Le couple sino-américain s'est imposé en activant une alliance avant tout défensive.
Par-delà l'enjeu environnemental, Copenhague a agi comme un saisissant révélateur de la nouvelle mappemonde géopolitique. Dans la tension des dernières heures de la conférence, la «diplomatie climatique» a souligné les nouveaux rapports de force mondiaux et mis en lumière les puissances dominantes.
Premier constat : le couple sino-américain, déjà opératoire pendant la crise financière, est devenu incontournable. Informel, déséquilibré, controversé à juste titre, le G2 prend de la consistance mais sur le mode d'une alliance défensive. C'est la convergence d'intérêt entre la Chine et les États-Unis qui a finalement déterminé l'issue de la conférence, «sauvant» un accord mais le ramenant à la ligne d'étiage que ni l'une ni les autres ne souhaitaient franchir. Le négociateur chinois Xie Zhenhua n'a pas dit autre chose en concluant que Pékin et Washington avaient réussi à préserver l'essentiel : «pour nous, a-t-il expliqué, c'était notre souveraineté et notre intérêt national». Un diplomate occidental s'interroge : «Dans la vie internationale, la Chine est passée du mythe à la réalité, elle est désormais active, relève-t-il. Mais est-elle pour autant plus consciente de ses responsabilités de grande puissance ?»
L'Europe impuissante
Quant à Barack Obama, il a choisi l'option la plus susceptible de lui épargner les foudres du Congrès, se gardant de toute initiative, et négligeant ostensiblement l'appel de ses alliés transatlantiques à s'engager davantage.

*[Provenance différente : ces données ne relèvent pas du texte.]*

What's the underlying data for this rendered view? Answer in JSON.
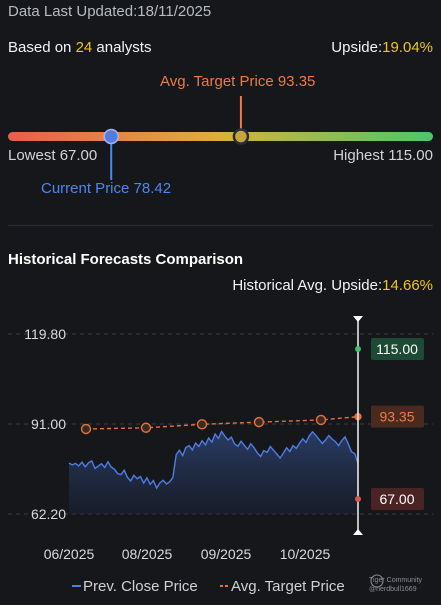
{
  "header": {
    "updated_label": "Data Last Updated:",
    "updated_date": "18/11/2025",
    "based_prefix": "Based on ",
    "analyst_count": "24",
    "based_suffix": " analysts",
    "upside_label": "Upside:",
    "upside_value": "19.04%"
  },
  "range": {
    "avg_target_label": "Avg. Target Price 93.35",
    "lowest_label": "Lowest 67.00",
    "highest_label": "Highest 115.00",
    "current_label": "Current Price 78.42",
    "low": 67.0,
    "high": 115.0,
    "current": 78.42,
    "avg_target": 93.35
  },
  "historical": {
    "title": "Historical Forecasts Comparison",
    "upside_label": "Historical Avg. Upside:",
    "upside_value": "14.66%"
  },
  "chart_data": {
    "type": "line",
    "x_ticks": [
      "06/2025",
      "08/2025",
      "09/2025",
      "10/2025"
    ],
    "y_ticks": [
      "119.80",
      "91.00",
      "62.20"
    ],
    "ylim": [
      62.2,
      119.8
    ],
    "series": [
      {
        "name": "Prev. Close Price",
        "color": "#4f7de6",
        "values": [
          78.5,
          77.9,
          78.4,
          77.6,
          78.8,
          77.3,
          78.6,
          79.2,
          76.8,
          77.5,
          78.3,
          77.1,
          78.9,
          77.2,
          76.5,
          75.1,
          74.8,
          76.2,
          73.9,
          72.8,
          74.6,
          73.5,
          74.2,
          72.1,
          73.8,
          71.7,
          72.9,
          70.5,
          72.2,
          73.0,
          71.8,
          72.5,
          73.9,
          81.2,
          82.6,
          80.9,
          83.5,
          84.1,
          82.7,
          84.9,
          83.8,
          85.7,
          84.3,
          86.5,
          85.2,
          87.8,
          86.4,
          88.6,
          87.1,
          85.9,
          86.8,
          84.6,
          83.9,
          85.5,
          84.2,
          82.9,
          84.7,
          83.4,
          81.8,
          80.6,
          82.5,
          81.9,
          83.8,
          82.6,
          81.4,
          80.1,
          81.7,
          83.4,
          82.2,
          84.1,
          83.2,
          84.9,
          86.3,
          85.1,
          87.2,
          88.5,
          87.4,
          86.1,
          84.8,
          85.9,
          87.3,
          86.2,
          85.4,
          84.1,
          85.7,
          86.9,
          84.6,
          82.1,
          81.5,
          78.4
        ]
      },
      {
        "name": "Avg. Target Price",
        "color": "#e8703c",
        "values": [
          89.4,
          89.8,
          90.9,
          91.6,
          92.3,
          93.35
        ]
      }
    ],
    "forecast": {
      "high": 115.0,
      "avg": 93.35,
      "low": 67.0
    },
    "forecast_labels": {
      "high": "115.00",
      "avg": "93.35",
      "low": "67.00"
    },
    "legend": [
      "Prev. Close Price",
      "Avg. Target Price"
    ],
    "legend_placement": "bottom",
    "grid": true
  },
  "watermark": {
    "line1": "Tiger Community",
    "line2": "@nerdbull1669"
  }
}
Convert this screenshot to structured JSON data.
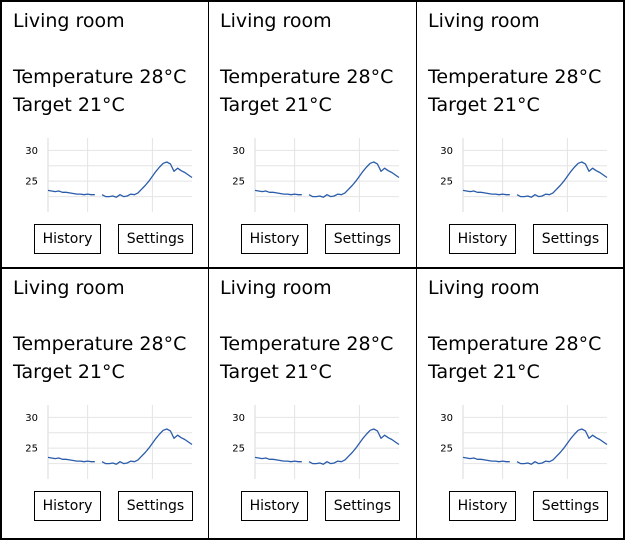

Tel est précisément le deuxième constat qui s'impose après Copenhague : l'Europe est vertueuse mais impuissante. La «soft power» des Vingt-Sept n'a pas réussi à créer la dynamique qui aurait pu mener à un accord «ambitieux», comme le souhaitaient Nicolas Sarkozy et Gordon Brown. «L'Union européenne a été en pointe avec l'adoption de son “paquet énergie climat”, il y a un an, mais ensuite, elle a perdu la main», déplore un négociateur français. Certes, à Paris comme dans d'autres capitales européennes, on a bien pris en compte la montée en puissance des grands émergents, autre facteur clé du monde nouveau, par exemple cherchant à «arrimer» le Brésil. Mais «avec l'Inde, on aurait dû négocier en mettant sur la table les transferts de technologie qu'elle réclamait», regrette un observateur. C'est aussi qu'en dépit de l'affichage officiel, l'UE ne présente pas un front uni. Certains pays membres dont l'économie demeure très «carbonée», comme l'Allemagne ou la Pologne, ont été moins allants. D'autres, comme le Danemark, qui présidait la conférence, ont été jugés trop «pro américain», cristallisant l'antagonisme des pays en développement.
Car voici le troisième constat : les pays les plus pauvres, l'Afrique notamment, sont apparus plus divisés et déboussolés que jamais. D'autres clivages se surimposent désormais au traditionnel face à face Nord-Sud. Certes, le vieux G77 (130 pays en réalité), agité en sous main par la Chine comme un agent antioccidental, a retrouvé des couleurs à Copenhague. Mais ce groupe hétéroclite qui comprend à la fois Singapour et le Soudan a montré une nouvelle fois qu'il n'était fort que de son pouvoir de nuisance. Une partie des Africains lui a fait allégeance. D'autres, derrière le premier ministre éthiopien Meles Zenawi, ont cherché à se rapprocher des Européens pour obtenir la manne financière la plus élevée possible. Au final, l'Afrique n'a reçu que des promesses. Elle n'est même pas assurée de recevoir 40 % de cette aide, comme le réclamait la France.
Un quatrième constat s'impose donc : la nécessité d'une nouvelle gouvernance mondiale. Le quasi-échec de Copenhague a souligné en effet les limites d'un système onusien «à bout de souffle». La formule des «G», employée contre la crise économique, réutilisée à Copenhague (un «G28» a été réuni dans l'urgence, jeudi soir) a sans nul doute de l'avenir.